Observability means understanding what's happening inside your system by examining its outputs. The three pillars -- metrics, logs, and traces -- work together to provide complete visibility into system behavior.

  • Metrics -- Prometheus for collection, Grafana for visualization. Key metrics: request rate, error rate, latency (RED method), and resource utilization (CPU, memory, disk).
  • Logs -- Structured JSON logging, centralized with ELK stack or Loki. Correlation IDs across services for request tracing through log analysis.
  • Traces -- Distributed tracing with Jaeger or Tempo. Visualize request flow across microservices, identify bottlenecks, and measure service dependencies.
  • Alerting -- Alert on SLO violations, not on individual metric thresholds. PagerDuty or Opsgenie integration for on-call notifications with severity-based routing.

Cost Optimization

SAVINGS

Right-Sizing

Analyze actual resource usage vs. requested limits. Most services over-provision by 40-60%. Use VPA (Vertical Pod Autoscaler) recommendations to right-size requests and limits.

SAVINGS

Spot / Preemptible Nodes

Run stateless workloads on spot instances (60-90% savings). Configure pod disruption budgets and pod anti-affinity to handle node evictions gracefully.

SAVINGS

Cluster Autoscaler

Scale nodes automatically based on pod scheduling needs. Configure scale-down delays to avoid thrashing. Use node pool priorities to prefer cheaper instance types.

SAVINGS

Resource Quotas

Set namespace-level quotas to prevent runaway resource consumption. Implement LimitRanges for default container limits. Review and adjust quotas monthly.

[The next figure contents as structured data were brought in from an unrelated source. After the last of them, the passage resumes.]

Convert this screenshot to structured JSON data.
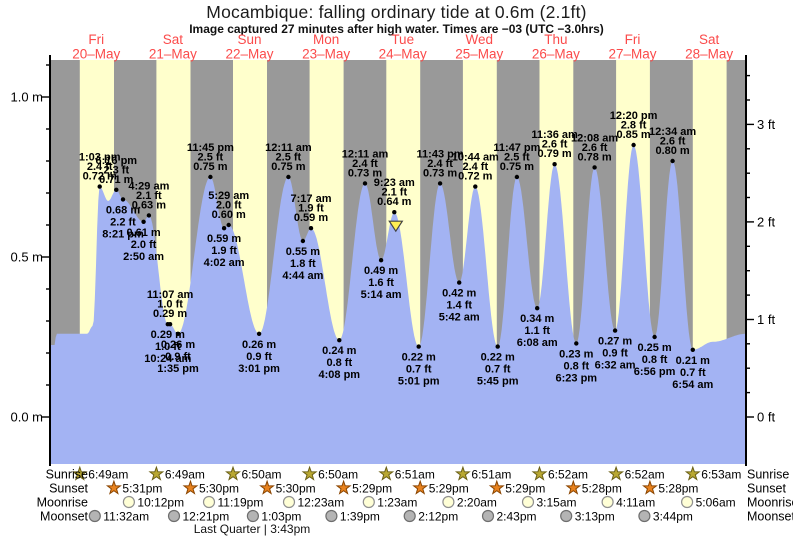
{
  "chart_data": {
    "type": "area",
    "title": "Mocambique: falling  ordinary tide at 0.6m (2.1ft)",
    "subtitle": "Image captured 27 minutes after high water. Times are −03 (UTC −3.0hrs)",
    "days": [
      {
        "name": "Fri",
        "date": "20–May"
      },
      {
        "name": "Sat",
        "date": "21–May"
      },
      {
        "name": "Sun",
        "date": "22–May"
      },
      {
        "name": "Mon",
        "date": "23–May"
      },
      {
        "name": "Tue",
        "date": "24–May"
      },
      {
        "name": "Wed",
        "date": "25–May"
      },
      {
        "name": "Thu",
        "date": "26–May"
      },
      {
        "name": "Fri",
        "date": "27–May"
      },
      {
        "name": "Sat",
        "date": "28–May"
      }
    ],
    "y_axis_left": {
      "tick_labels": [
        "0.0 m",
        "0.5 m",
        "1.0 m"
      ],
      "tick_values": [
        0,
        0.5,
        1
      ]
    },
    "y_axis_right": {
      "tick_labels": [
        "0 ft",
        "1 ft",
        "2 ft",
        "3 ft"
      ],
      "tick_values": [
        0,
        1,
        2,
        3
      ]
    },
    "tide_events": [
      {
        "day": 0,
        "time": "1:03 pm",
        "height_ft": "2.4 ft",
        "height_m": "0.72 m",
        "type": "H"
      },
      {
        "day": 0,
        "time": "6:16 pm",
        "height_ft": "2.3 ft",
        "height_m": "0.71 m",
        "type": "H"
      },
      {
        "day": 0,
        "time": "8:21 pm",
        "height_ft": "2.2 ft",
        "height_m": "0.68 m",
        "type": "L"
      },
      {
        "day": 1,
        "time": "2:50 am",
        "height_ft": "2.0 ft",
        "height_m": "0.61 m",
        "type": "L"
      },
      {
        "day": 1,
        "time": "4:29 am",
        "height_ft": "2.1 ft",
        "height_m": "0.63 m",
        "type": "H"
      },
      {
        "day": 1,
        "time": "10:24 am",
        "height_ft": "1.0 ft",
        "height_m": "0.29 m",
        "type": "L"
      },
      {
        "day": 1,
        "time": "11:07 am",
        "height_ft": "1.0 ft",
        "height_m": "0.29 m",
        "type": "H"
      },
      {
        "day": 1,
        "time": "1:35 pm",
        "height_ft": "0.9 ft",
        "height_m": "0.26 m",
        "type": "L"
      },
      {
        "day": 1,
        "time": "11:45 pm",
        "height_ft": "2.5 ft",
        "height_m": "0.75 m",
        "type": "H"
      },
      {
        "day": 2,
        "time": "4:02 am",
        "height_ft": "1.9 ft",
        "height_m": "0.59 m",
        "type": "L"
      },
      {
        "day": 2,
        "time": "5:29 am",
        "height_ft": "2.0 ft",
        "height_m": "0.60 m",
        "type": "H"
      },
      {
        "day": 2,
        "time": "3:01 pm",
        "height_ft": "0.9 ft",
        "height_m": "0.26 m",
        "type": "L"
      },
      {
        "day": 3,
        "time": "12:11 am",
        "height_ft": "2.5 ft",
        "height_m": "0.75 m",
        "type": "H"
      },
      {
        "day": 3,
        "time": "4:44 am",
        "height_ft": "1.8 ft",
        "height_m": "0.55 m",
        "type": "L"
      },
      {
        "day": 3,
        "time": "7:17 am",
        "height_ft": "1.9 ft",
        "height_m": "0.59 m",
        "type": "H"
      },
      {
        "day": 3,
        "time": "4:08 pm",
        "height_ft": "0.8 ft",
        "height_m": "0.24 m",
        "type": "L"
      },
      {
        "day": 4,
        "time": "12:11 am",
        "height_ft": "2.4 ft",
        "height_m": "0.73 m",
        "type": "H"
      },
      {
        "day": 4,
        "time": "5:14 am",
        "height_ft": "1.6 ft",
        "height_m": "0.49 m",
        "type": "L"
      },
      {
        "day": 4,
        "time": "9:23 am",
        "height_ft": "2.1 ft",
        "height_m": "0.64 m",
        "type": "H"
      },
      {
        "day": 4,
        "time": "5:01 pm",
        "height_ft": "0.7 ft",
        "height_m": "0.22 m",
        "type": "L"
      },
      {
        "day": 4,
        "time": "11:43 pm",
        "height_ft": "2.4 ft",
        "height_m": "0.73 m",
        "type": "H"
      },
      {
        "day": 5,
        "time": "5:42 am",
        "height_ft": "1.4 ft",
        "height_m": "0.42 m",
        "type": "L"
      },
      {
        "day": 5,
        "time": "10:44 am",
        "height_ft": "2.4 ft",
        "height_m": "0.72 m",
        "type": "H"
      },
      {
        "day": 5,
        "time": "5:45 pm",
        "height_ft": "0.7 ft",
        "height_m": "0.22 m",
        "type": "L"
      },
      {
        "day": 5,
        "time": "11:47 pm",
        "height_ft": "2.5 ft",
        "height_m": "0.75 m",
        "type": "H"
      },
      {
        "day": 6,
        "time": "6:08 am",
        "height_ft": "1.1 ft",
        "height_m": "0.34 m",
        "type": "L"
      },
      {
        "day": 6,
        "time": "11:36 am",
        "height_ft": "2.6 ft",
        "height_m": "0.79 m",
        "type": "H"
      },
      {
        "day": 6,
        "time": "6:23 pm",
        "height_ft": "0.8 ft",
        "height_m": "0.23 m",
        "type": "L"
      },
      {
        "day": 7,
        "time": "12:08 am",
        "height_ft": "2.6 ft",
        "height_m": "0.78 m",
        "type": "H"
      },
      {
        "day": 7,
        "time": "6:32 am",
        "height_ft": "0.9 ft",
        "height_m": "0.27 m",
        "type": "L"
      },
      {
        "day": 7,
        "time": "12:20 pm",
        "height_ft": "2.8 ft",
        "height_m": "0.85 m",
        "type": "H"
      },
      {
        "day": 7,
        "time": "6:56 pm",
        "height_ft": "0.8 ft",
        "height_m": "0.25 m",
        "type": "L"
      },
      {
        "day": 8,
        "time": "12:34 am",
        "height_ft": "2.6 ft",
        "height_m": "0.80 m",
        "type": "H"
      },
      {
        "day": 8,
        "time": "6:54 am",
        "height_ft": "0.7 ft",
        "height_m": "0.21 m",
        "type": "L"
      }
    ],
    "curve_shape_points": [
      {
        "t": -0.11,
        "m": 0.225
      },
      {
        "t": -0.045,
        "m": 0.225
      },
      {
        "t": -0.02,
        "m": 0.26
      },
      {
        "t": 0.38,
        "m": 0.26
      },
      {
        "t": 0.455,
        "m": 0.285
      },
      {
        "t": 0.655,
        "m": 0.675
      },
      {
        "t": 8.55,
        "m": 0.235
      },
      {
        "t": 8.98,
        "m": 0.26
      }
    ],
    "now_marker": {
      "day": 4,
      "ref_time": "9:23 am",
      "offset_minutes": 27,
      "height_m": 0.64
    },
    "astro": {
      "left_labels": [
        "Sunrise",
        "Sunset",
        "Moonrise",
        "Moonset"
      ],
      "right_labels": [
        "Sunrise",
        "Sunset",
        "Moonrise",
        "Moonset"
      ],
      "sunrise": [
        {
          "day": 0,
          "time": "6:49am"
        },
        {
          "day": 1,
          "time": "6:49am"
        },
        {
          "day": 2,
          "time": "6:50am"
        },
        {
          "day": 3,
          "time": "6:50am"
        },
        {
          "day": 4,
          "time": "6:51am"
        },
        {
          "day": 5,
          "time": "6:51am"
        },
        {
          "day": 6,
          "time": "6:52am"
        },
        {
          "day": 7,
          "time": "6:52am"
        },
        {
          "day": 8,
          "time": "6:53am"
        }
      ],
      "sunset": [
        {
          "day": 0,
          "time": "5:31pm"
        },
        {
          "day": 1,
          "time": "5:30pm"
        },
        {
          "day": 2,
          "time": "5:30pm"
        },
        {
          "day": 3,
          "time": "5:29pm"
        },
        {
          "day": 4,
          "time": "5:29pm"
        },
        {
          "day": 5,
          "time": "5:29pm"
        },
        {
          "day": 6,
          "time": "5:28pm"
        },
        {
          "day": 7,
          "time": "5:28pm"
        }
      ],
      "moonrise": [
        {
          "day": 0,
          "time": "10:12pm"
        },
        {
          "day": 1,
          "time": "11:19pm"
        },
        {
          "day": 3,
          "time": "12:23am"
        },
        {
          "day": 4,
          "time": "1:23am"
        },
        {
          "day": 5,
          "time": "2:20am"
        },
        {
          "day": 6,
          "time": "3:15am"
        },
        {
          "day": 7,
          "time": "4:11am"
        },
        {
          "day": 8,
          "time": "5:06am"
        }
      ],
      "moonset": [
        {
          "day": 0,
          "time": "11:32am"
        },
        {
          "day": 1,
          "time": "12:21pm"
        },
        {
          "day": 2,
          "time": "1:03pm"
        },
        {
          "day": 3,
          "time": "1:39pm"
        },
        {
          "day": 4,
          "time": "2:12pm"
        },
        {
          "day": 5,
          "time": "2:43pm"
        },
        {
          "day": 6,
          "time": "3:13pm"
        },
        {
          "day": 7,
          "time": "3:44pm"
        }
      ],
      "moon_phase": "Last Quarter | 3:43pm"
    },
    "colors": {
      "daylight": "#ffffcc",
      "night": "#999999",
      "tide_fill": "#a3b3f3",
      "day_label": "#fb4b4b",
      "sunrise_star": "#b9a832",
      "sunset_star": "#e8821e",
      "moonrise_icon": "#ffffd6",
      "moonset_icon": "#b4b4b4",
      "marker": "#ffee55"
    }
  }
}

Real Example: Production Infrastructure

The platform runs 26 microservices on Google Kubernetes Engine, serving multiple countries with localized billing (Stripe + MercadoPago). The infrastructure supports 41 branded Android app variants built and deployed through a unified CI/CD pipeline.

20+ Microservices on GKE

Node.js/TypeScript services running on GKE with Helm-managed deployments. Autoscaling based on CPU and custom metrics. Istio for service mesh, Prometheus + Grafana for observability.

41 Android App CI/CD

A single GitLab CI pipeline builds 41 branded variants of the Android app. Each variant has its own branding assets, API endpoints, and Play Store listing. Single push deploys all variants, saving ~2 weeks per release cycle.

Multi-Country Deployment

Region-specific configurations for tax calculations, payment providers, and compliance requirements. Infrastructure as code ensures consistent environments across regions with minimal config drift.